The graceful shutdown is intended to allow every part of the running Asterisk process a chance to shutdown, rather than being abruptly halted. The intention being that provided the chance to do so, each running task should be able to de-allocate all memory and halt successfully. As taskprocessors are expected to do this very kind of thing, their design must adhere to this requirement.
So must also the taskprocessor mechanism itself.
In the case of ASTERISK-29365, the taskprocessor mechanism shutdown process created a race condition with any running taskprocessors that could result in a NULL reference on shutdown. As we are trying to do so gracefully in order to demonstrate that we can, this is quite annoying.
So why was this happening?
Part of the taskprocessor mechanism is a static structure tps_singletons ao2 container.
/*! \brief tps_singletons is the astobj2 container for taskprocessor singletons */ static struct ao2_container *tps_singletons;
This container holds references to all running taskprocessors, which are linked to the container upon allocation. As each taskprocessor runs and completes tasks, it checks how many references to itself still exist. Once we get down to the final 2 (the container and the listener that operates the taskprocessor) then the taskprocessor unlinks itself from the container and signals the listener to shutdown.

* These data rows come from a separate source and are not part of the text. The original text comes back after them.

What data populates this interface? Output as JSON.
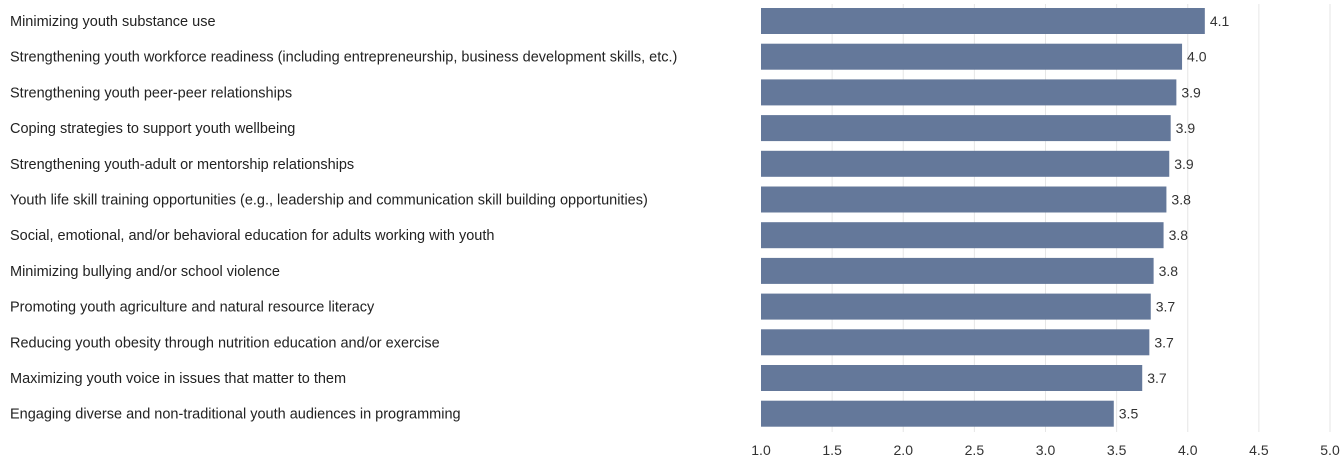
{
  "chart_data": {
    "type": "bar",
    "orientation": "horizontal",
    "categories": [
      "Minimizing youth substance use",
      "Strengthening youth workforce readiness (including entrepreneurship, business development skills, etc.)",
      "Strengthening youth peer-peer relationships",
      "Coping strategies to support youth wellbeing",
      "Strengthening youth-adult or mentorship relationships",
      "Youth life skill training opportunities (e.g., leadership and communication skill building opportunities)",
      "Social, emotional, and/or behavioral education for adults working with youth",
      "Minimizing bullying and/or school violence",
      "Promoting youth agriculture and natural resource literacy",
      "Reducing youth obesity through nutrition education and/or exercise",
      "Maximizing youth voice in issues that matter to them",
      "Engaging diverse and non-traditional youth audiences in programming"
    ],
    "values": [
      4.12,
      3.96,
      3.92,
      3.88,
      3.87,
      3.85,
      3.83,
      3.76,
      3.74,
      3.73,
      3.68,
      3.48
    ],
    "value_labels": [
      "4.1",
      "4.0",
      "3.9",
      "3.9",
      "3.9",
      "3.8",
      "3.8",
      "3.8",
      "3.7",
      "3.7",
      "3.7",
      "3.5"
    ],
    "x_ticks": [
      "1.0",
      "1.5",
      "2.0",
      "2.5",
      "3.0",
      "3.5",
      "4.0",
      "4.5",
      "5.0"
    ],
    "xlim": [
      1.0,
      5.0
    ],
    "title": "",
    "xlabel": "",
    "ylabel": "",
    "grid": true,
    "legend": "none",
    "bar_color": "#64789a"
  }
}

As each taskprocessor handles it’s own shutdown, so does the taskprocessor mechanism. To help with this Asterisk contains a mechanism by which you can register a call back on shutdown. The taskprocessor mechanism takes advantage of this on initialization to register a call back when Asterisk is ready to shutdown.

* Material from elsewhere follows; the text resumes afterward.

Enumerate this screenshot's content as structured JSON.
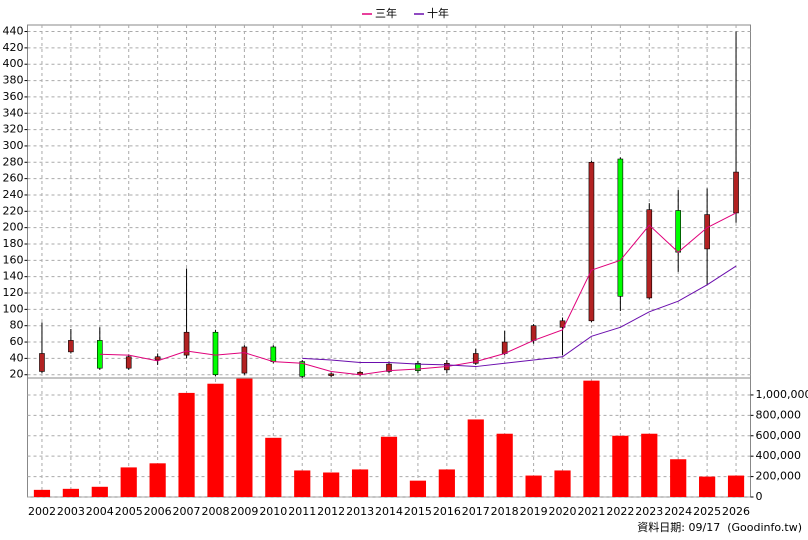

What was happening in this case is that the call back to the registered shutdown function:
static void tps_shutdown(void)
…was cleaning up it’s references to the tps_singletons container (as it should) without checking to see if there were any taskprocessors still running with references to it (which it should have but didn’t.) If one of those taskprocessors was still around and attempted to unlink the container after the tps_shutdown callback cleared it, the result was a bad ao2 reference and we weren’t able to shutdown gracefully, making everyone very upset.
So in this case we could do a few things. We could check that the container still existed and if not abort, but then we would have to check each an every call as the container could be removed at any time. We could go and find all taskprocessors and manually kill them, but then their data may not get cleaned properly if there were still tasks in its queue.

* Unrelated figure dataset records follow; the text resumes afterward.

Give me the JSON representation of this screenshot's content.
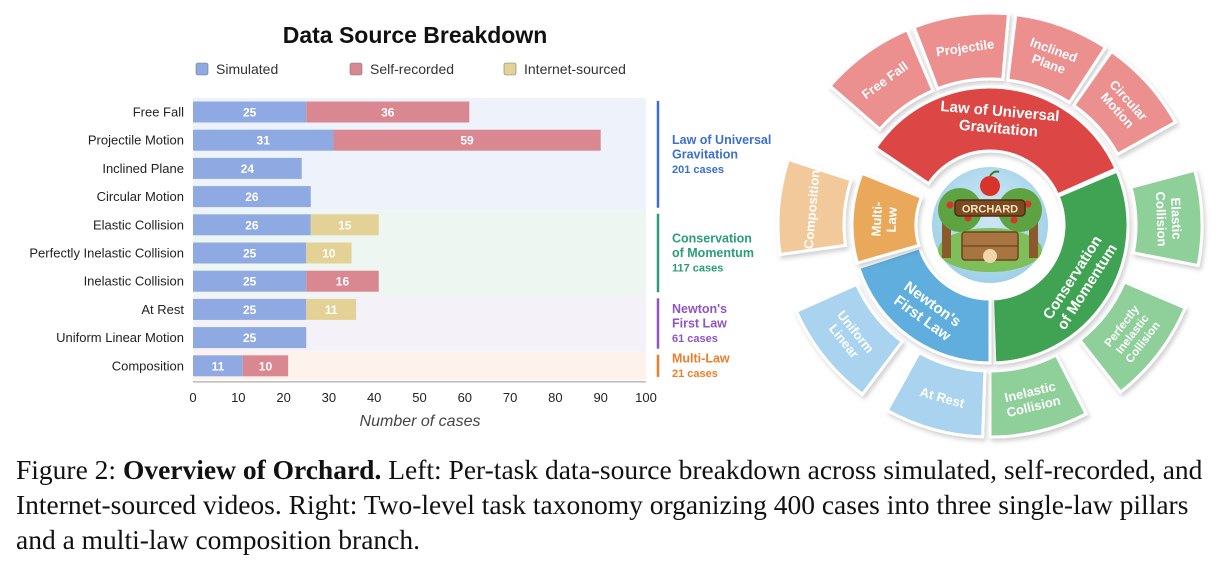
{
  "chart_data": {
    "type": "bar",
    "orientation": "horizontal",
    "stacked": true,
    "title": "Data Source Breakdown",
    "xlabel": "Number of cases",
    "ylabel": "",
    "xlim": [
      0,
      100
    ],
    "xticks": [
      0,
      10,
      20,
      30,
      40,
      50,
      60,
      70,
      80,
      90,
      100
    ],
    "legend_position": "top",
    "categories": [
      "Free Fall",
      "Projectile Motion",
      "Inclined Plane",
      "Circular Motion",
      "Elastic Collision",
      "Perfectly Inelastic Collision",
      "Inelastic Collision",
      "At Rest",
      "Uniform Linear Motion",
      "Composition"
    ],
    "series": [
      {
        "name": "Simulated",
        "color": "#8fa9e3",
        "values": [
          25,
          31,
          24,
          26,
          26,
          25,
          25,
          25,
          25,
          11
        ]
      },
      {
        "name": "Self-recorded",
        "color": "#d98891",
        "values": [
          36,
          59,
          0,
          0,
          0,
          0,
          16,
          0,
          0,
          10
        ]
      },
      {
        "name": "Internet-sourced",
        "color": "#e3d196",
        "values": [
          0,
          0,
          0,
          0,
          15,
          10,
          0,
          11,
          0,
          0
        ]
      }
    ],
    "groups": [
      {
        "name": "Law of Universal Gravitation",
        "lines": [
          "Law of Universal",
          "Gravitation"
        ],
        "count": "201 cases",
        "color": "#3d6fcf",
        "bg": "#eef3fb",
        "start": 0,
        "end": 3
      },
      {
        "name": "Conservation of Momentum",
        "lines": [
          "Conservation",
          "of Momentum"
        ],
        "count": "117 cases",
        "color": "#2a9d7a",
        "bg": "#edf6f1",
        "start": 4,
        "end": 6
      },
      {
        "name": "Newton's First Law",
        "lines": [
          "Newton's",
          "First Law"
        ],
        "count": "61 cases",
        "color": "#8e56c2",
        "bg": "#f4f1f9",
        "start": 7,
        "end": 8
      },
      {
        "name": "Multi-Law",
        "lines": [
          "Multi-Law"
        ],
        "count": "21 cases",
        "color": "#ee7d2a",
        "bg": "#fdf3ec",
        "start": 9,
        "end": 9
      }
    ]
  },
  "taxonomy": {
    "center_logo_text": "ORCHARD",
    "pillars": [
      {
        "name": "Law of Universal Gravitation",
        "lines": [
          "Law of Universal",
          "Gravitation"
        ],
        "color": "#dc4744",
        "children": [
          {
            "lines": [
              "Free Fall"
            ],
            "color": "#eb8f8f"
          },
          {
            "lines": [
              "Projectile"
            ],
            "color": "#eb8f8f"
          },
          {
            "lines": [
              "Inclined",
              "Plane"
            ],
            "color": "#eb8f8f"
          },
          {
            "lines": [
              "Circular",
              "Motion"
            ],
            "color": "#eb8f8f"
          }
        ]
      },
      {
        "name": "Conservation of Momentum",
        "lines": [
          "Conservation",
          "of Momentum"
        ],
        "color": "#3fa353",
        "children": [
          {
            "lines": [
              "Elastic",
              "Collision"
            ],
            "color": "#8fcf99"
          },
          {
            "lines": [
              "Perfectly",
              "Inelastic",
              "Collision"
            ],
            "color": "#8fcf99"
          },
          {
            "lines": [
              "Inelastic",
              "Collision"
            ],
            "color": "#8fcf99"
          }
        ]
      },
      {
        "name": "Newton's First Law",
        "lines": [
          "Newton's",
          "First Law"
        ],
        "color": "#5eaede",
        "children": [
          {
            "lines": [
              "At Rest"
            ],
            "color": "#a9d3ee"
          },
          {
            "lines": [
              "Uniform",
              "Linear"
            ],
            "color": "#a9d3ee"
          }
        ]
      },
      {
        "name": "Multi-Law",
        "lines": [
          "Multi-",
          "Law"
        ],
        "color": "#e9a85a",
        "children": [
          {
            "lines": [
              "Composition"
            ],
            "color": "#f2c99a"
          }
        ]
      }
    ]
  },
  "caption": {
    "label": "Figure 2:",
    "title": "Overview of Orchard.",
    "text": "Left: Per-task data-source breakdown across simulated, self-recorded, and Internet-sourced videos. Right: Two-level task taxonomy organizing 400 cases into three single-law pillars and a multi-law composition branch."
  }
}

So in this case, we choose to give the taskprocessors a reasonable chance to cleanly shut down and assume that after that time any references that still exist to the tps_singletons are due to bugs elsewhere.
So what can we learn from this?
When Asterisk shuts down, all modules are unloaded before the final call backs. As these modules unload they should also terminate their own taskprocessors. When they do this, they can choose to join the taskprocessor thread until it terminates or allow the taskprocessor thread(s) to shutdown without joining.
If we are simply unloading a module it’s not a tremendous deal to let the running taskprocessor threads clean themselves up, as they are designed to do. Even in most shutdowns. But we are trying to preserve data. So unless we add the requirement that all modules ensure their running taskprocessors are cleaned up before returning from an unload then we have to allow the taskprocessor shutdown process time for this to occur.
Locking quasi-global data (static to our loaded mechanism) is generally how we handle keeping data consistent between running threads that share it. But in this case the shutdown performs an action that can’t be locked – freeing the data – so we must make sure that all references to it are removed before proceeding.
This also allows for a clean graceful stop.
Ignoring issues at shutdown is easy, I mean we are shutting down anyway, right? The problem is, crashing on shutdown causes issues on a production system. In this case automated tests were throwing errors intermittently which made them prone to false errors.
Tests that give false errors aren’t very useful and code that generates core files because it can’t shutdown properly are not things we want to leave behind.